La fraise cultivée en Espagne pousse sur la misère

La fraise cultivée en Espagne pousse sur la misère

Une travailleuse marocaine des fraises devant son logement à Almonte (Huelva), en Espagne, en juin 2019.
Une travailleuse marocaine des fraises devant son logement à Almonte (Huelva), en Espagne, en juin 2019. MARIA CONTRERAS COLL / THE NEW YORK – REDUX – REA

Robe longue et foulard noué sur la tête, elles marchent, par petits groupes, le long des serres de fraises qui s’étendent à perte de vue dans la province espagnole de Huelva, en Andalousie. Sous le soleil de cette fin d’après-midi, au mois de février, sur le large Camino del Fresno, une route de terre entre Moguer et Lucena del Puerto, ces Marocaines croisent, sur leur chemin, des migrants subsahariens, filant à vélo, et des travailleurs espagnols, dont les voitures soulèvent le sable. Avant que la nuit ne tombe, elles se dirigent vers les bâtiments ou les modules de chantier où elles sont hébergées durant la saison des fruits rouges, de janvier à juillet. Les migrants subsahariens, pour leur part, regagnent l’un des trente bidonvilles qui parsèment la province, où ils vivotent sans eau ni électricité, dans de grandes tentes faites de cartons, de palettes de bois, de toiles et de vieilles couvertures.

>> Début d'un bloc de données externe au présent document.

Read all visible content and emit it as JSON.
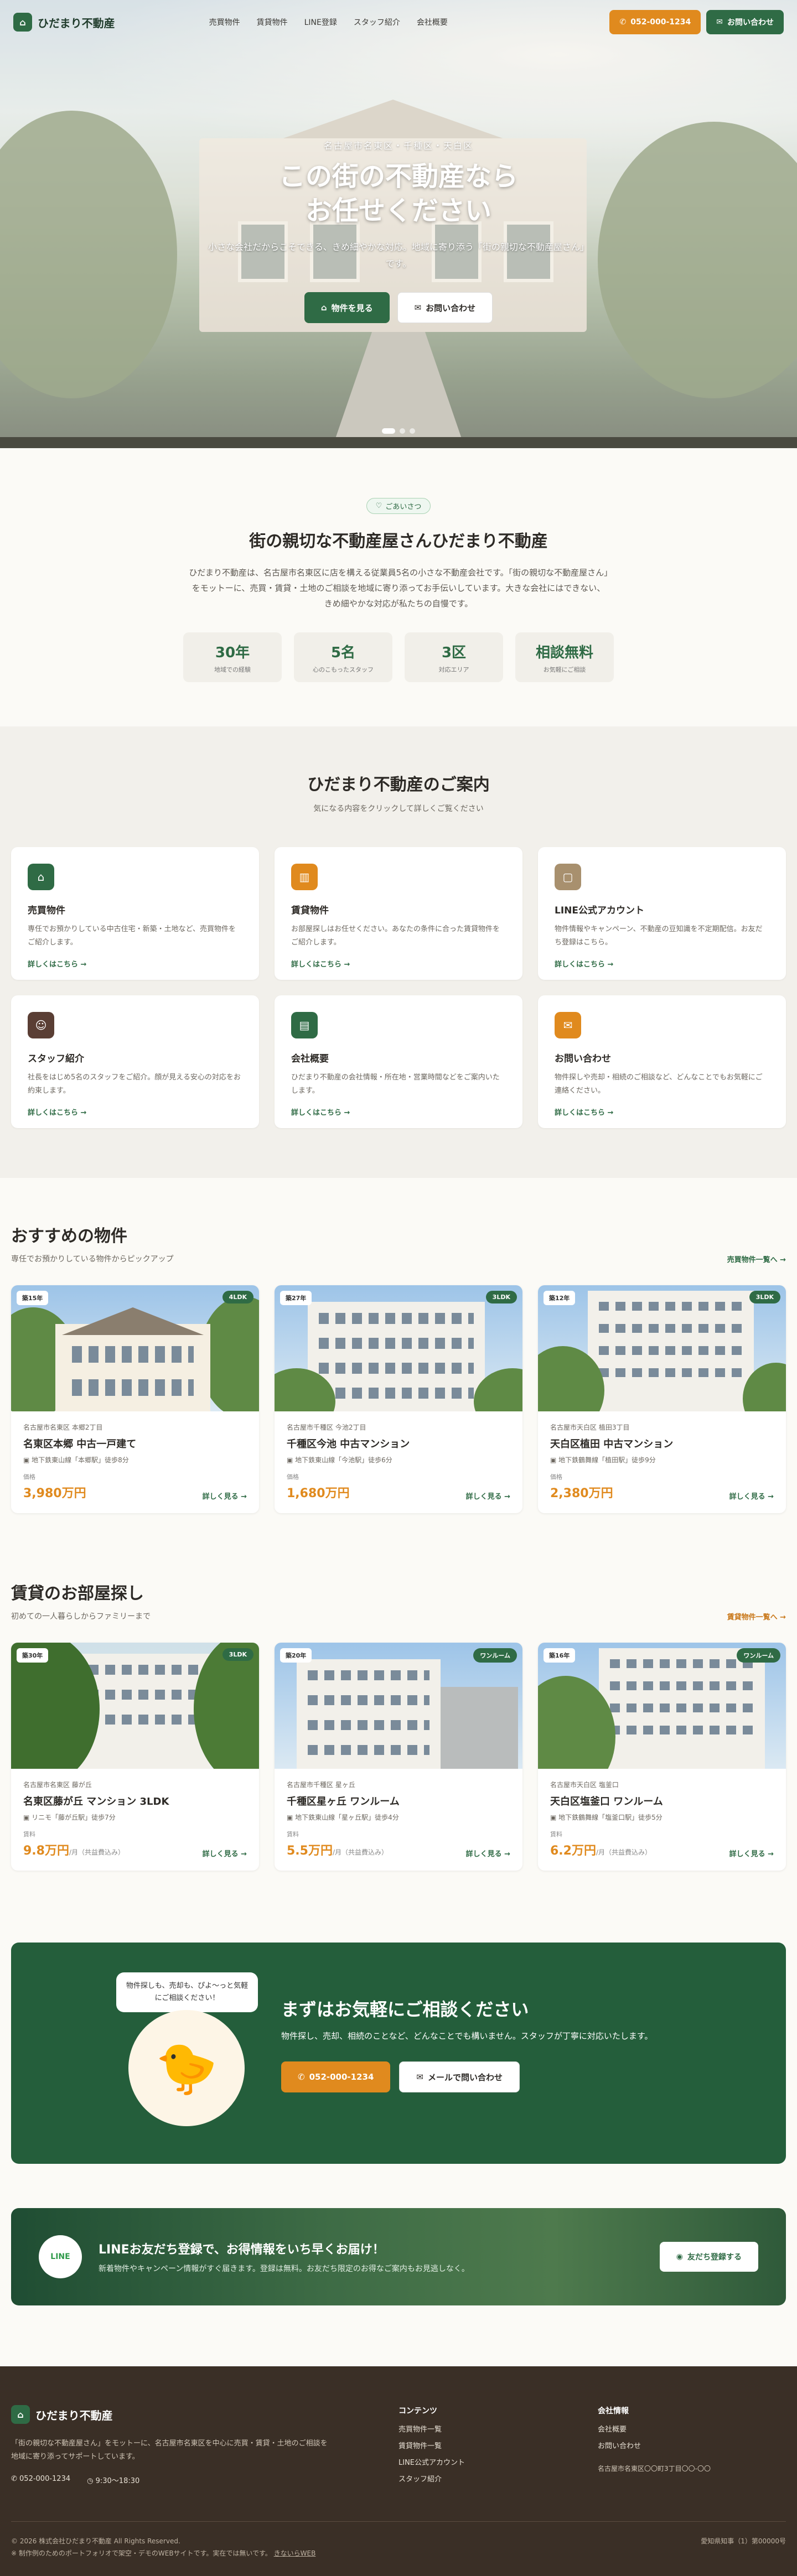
{
  "header": {
    "logo_icon": "home-icon",
    "logo_text": "ひだまり不動産",
    "nav": [
      "売買物件",
      "賃貸物件",
      "LINE登録",
      "スタッフ紹介",
      "会社概要"
    ],
    "phone_label": "052-000-1234",
    "contact_label": "お問い合わせ"
  },
  "hero": {
    "kicker": "名古屋市名東区・千種区・天白区",
    "title_line1": "この街の不動産なら",
    "title_line2": "お任せください",
    "sub": "小さな会社だからこそできる、きめ細やかな対応。地域に寄り添う「街の親切な不動産屋さん」です。",
    "btn_primary": "物件を見る",
    "btn_secondary": "お問い合わせ"
  },
  "about": {
    "pill": "ごあいさつ",
    "title": "街の親切な不動産屋さんひだまり不動産",
    "body": "ひだまり不動産は、名古屋市名東区に店を構える従業員5名の小さな不動産会社です。「街の親切な不動産屋さん」をモットーに、売買・賃貸・土地のご相談を地域に寄り添ってお手伝いしています。大きな会社にはできない、きめ細やかな対応が私たちの自慢です。",
    "stats": [
      {
        "value": "30年",
        "label": "地域での経験"
      },
      {
        "value": "5名",
        "label": "心のこもったスタッフ"
      },
      {
        "value": "3区",
        "label": "対応エリア"
      },
      {
        "value": "相談無料",
        "label": "お気軽にご相談"
      }
    ]
  },
  "guide": {
    "title": "ひだまり不動産のご案内",
    "lead": "気になる内容をクリックして詳しくご覧ください",
    "more": "詳しくはこちら →",
    "cards": [
      {
        "title": "売買物件",
        "desc": "専任でお預かりしている中古住宅・新築・土地など、売買物件をご紹介します。",
        "icon": "home-icon",
        "color": "#2f6b45"
      },
      {
        "title": "賃貸物件",
        "desc": "お部屋探しはお任せください。あなたの条件に合った賃貸物件をご紹介します。",
        "icon": "building-icon",
        "color": "#e08a1e"
      },
      {
        "title": "LINE公式アカウント",
        "desc": "物件情報やキャンペーン、不動産の豆知識を不定期配信。お友だち登録はこちら。",
        "icon": "chat-icon",
        "color": "#a8906e"
      },
      {
        "title": "スタッフ紹介",
        "desc": "社長をはじめ5名のスタッフをご紹介。顔が見える安心の対応をお約束します。",
        "icon": "users-icon",
        "color": "#5a3e34"
      },
      {
        "title": "会社概要",
        "desc": "ひだまり不動産の会社情報・所在地・営業時間などをご案内いたします。",
        "icon": "store-icon",
        "color": "#2f6b45"
      },
      {
        "title": "お問い合わせ",
        "desc": "物件探しや売却・相続のご相談など、どんなことでもお気軽にご連絡ください。",
        "icon": "mail-icon",
        "color": "#e08a1e"
      }
    ]
  },
  "sale": {
    "title": "おすすめの物件",
    "sub": "専任でお預かりしている物件からピックアップ",
    "link": "売買物件一覧へ →",
    "items": [
      {
        "age": "築15年",
        "layout": "4LDK",
        "loc": "名古屋市名東区 本郷2丁目",
        "name": "名東区本郷 中古一戸建て",
        "station": "地下鉄東山線「本郷駅」徒歩8分",
        "price_label": "価格",
        "price": "3,980万円",
        "more": "詳しく見る →"
      },
      {
        "age": "築27年",
        "layout": "3LDK",
        "loc": "名古屋市千種区 今池2丁目",
        "name": "千種区今池 中古マンション",
        "station": "地下鉄東山線「今池駅」徒歩6分",
        "price_label": "価格",
        "price": "1,680万円",
        "more": "詳しく見る →"
      },
      {
        "age": "築12年",
        "layout": "3LDK",
        "loc": "名古屋市天白区 植田3丁目",
        "name": "天白区植田 中古マンション",
        "station": "地下鉄鶴舞線「植田駅」徒歩9分",
        "price_label": "価格",
        "price": "2,380万円",
        "more": "詳しく見る →"
      }
    ]
  },
  "rent": {
    "title": "賃貸のお部屋探し",
    "sub": "初めての一人暮らしからファミリーまで",
    "link": "賃貸物件一覧へ →",
    "items": [
      {
        "age": "築30年",
        "layout": "3LDK",
        "loc": "名古屋市名東区 藤が丘",
        "name": "名東区藤が丘 マンション 3LDK",
        "station": "リニモ「藤が丘駅」徒歩7分",
        "price_label": "賃料",
        "price": "9.8万円",
        "unit": "/月（共益費込み）",
        "more": "詳しく見る →"
      },
      {
        "age": "築20年",
        "layout": "ワンルーム",
        "loc": "名古屋市千種区 星ヶ丘",
        "name": "千種区星ヶ丘 ワンルーム",
        "station": "地下鉄東山線「星ヶ丘駅」徒歩4分",
        "price_label": "賃料",
        "price": "5.5万円",
        "unit": "/月（共益費込み）",
        "more": "詳しく見る →"
      },
      {
        "age": "築16年",
        "layout": "ワンルーム",
        "loc": "名古屋市天白区 塩釜口",
        "name": "天白区塩釜口 ワンルーム",
        "station": "地下鉄鶴舞線「塩釜口駅」徒歩5分",
        "price_label": "賃料",
        "price": "6.2万円",
        "unit": "/月（共益費込み）",
        "more": "詳しく見る →"
      }
    ]
  },
  "contact": {
    "bubble": "物件探しも、売却も、ぴよ〜っと気軽にご相談ください！",
    "title": "まずはお気軽にご相談ください",
    "body": "物件探し、売却、相続のことなど、どんなことでも構いません。スタッフが丁寧に対応いたします。",
    "phone": "052-000-1234",
    "mail": "メールで問い合わせ"
  },
  "line": {
    "badge": "LINE",
    "title": "LINEお友だち登録で、お得情報をいち早くお届け！",
    "body": "新着物件やキャンペーン情報がすぐ届きます。登録は無料。お友だち限定のお得なご案内もお見逃しなく。",
    "button": "友だち登録する"
  },
  "footer": {
    "logo": "ひだまり不動産",
    "desc": "「街の親切な不動産屋さん」をモットーに、名古屋市名東区を中心に売買・賃貸・土地のご相談を地域に寄り添ってサポートしています。",
    "phone": "052-000-1234",
    "hours": "9:30〜18:30",
    "col2_title": "コンテンツ",
    "col2_links": [
      "売買物件一覧",
      "賃貸物件一覧",
      "LINE公式アカウント",
      "スタッフ紹介"
    ],
    "col3_title": "会社情報",
    "col3_links": [
      "会社概要",
      "お問い合わせ"
    ],
    "address": "名古屋市名東区〇〇町3丁目〇〇-〇〇",
    "copyright": "© 2026 株式会社ひだまり不動産 All Rights Reserved.",
    "note": "※ 制作例のためのポートフォリオで架空・デモのWEBサイトです。実在では無いです。",
    "note_link": "きないらWEB",
    "license": "愛知県知事（1）第00000号"
  }
}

En visite à Huelva, première région exportatrice de fraises d’Europe, avec 11 700 hectares consacrés à la culture de fruits rouges, le rapporteur spécial sur l’extrême pauvreté et les droits de l’homme de l’Organisation des Nations unies (ONU), Philip Alston, a émis un compte-rendu préliminaire accablant, le 7 février. Consterné par les conditions « déplorables » des bidonvilles où vivent des travailleurs des serres, « bien pires que dans un camp de réfugiés », il a appelé les administrations locale et nationale, ainsi que les entreprises du secteur à trouver une solution plutôt que de « se renvoyer la balle ».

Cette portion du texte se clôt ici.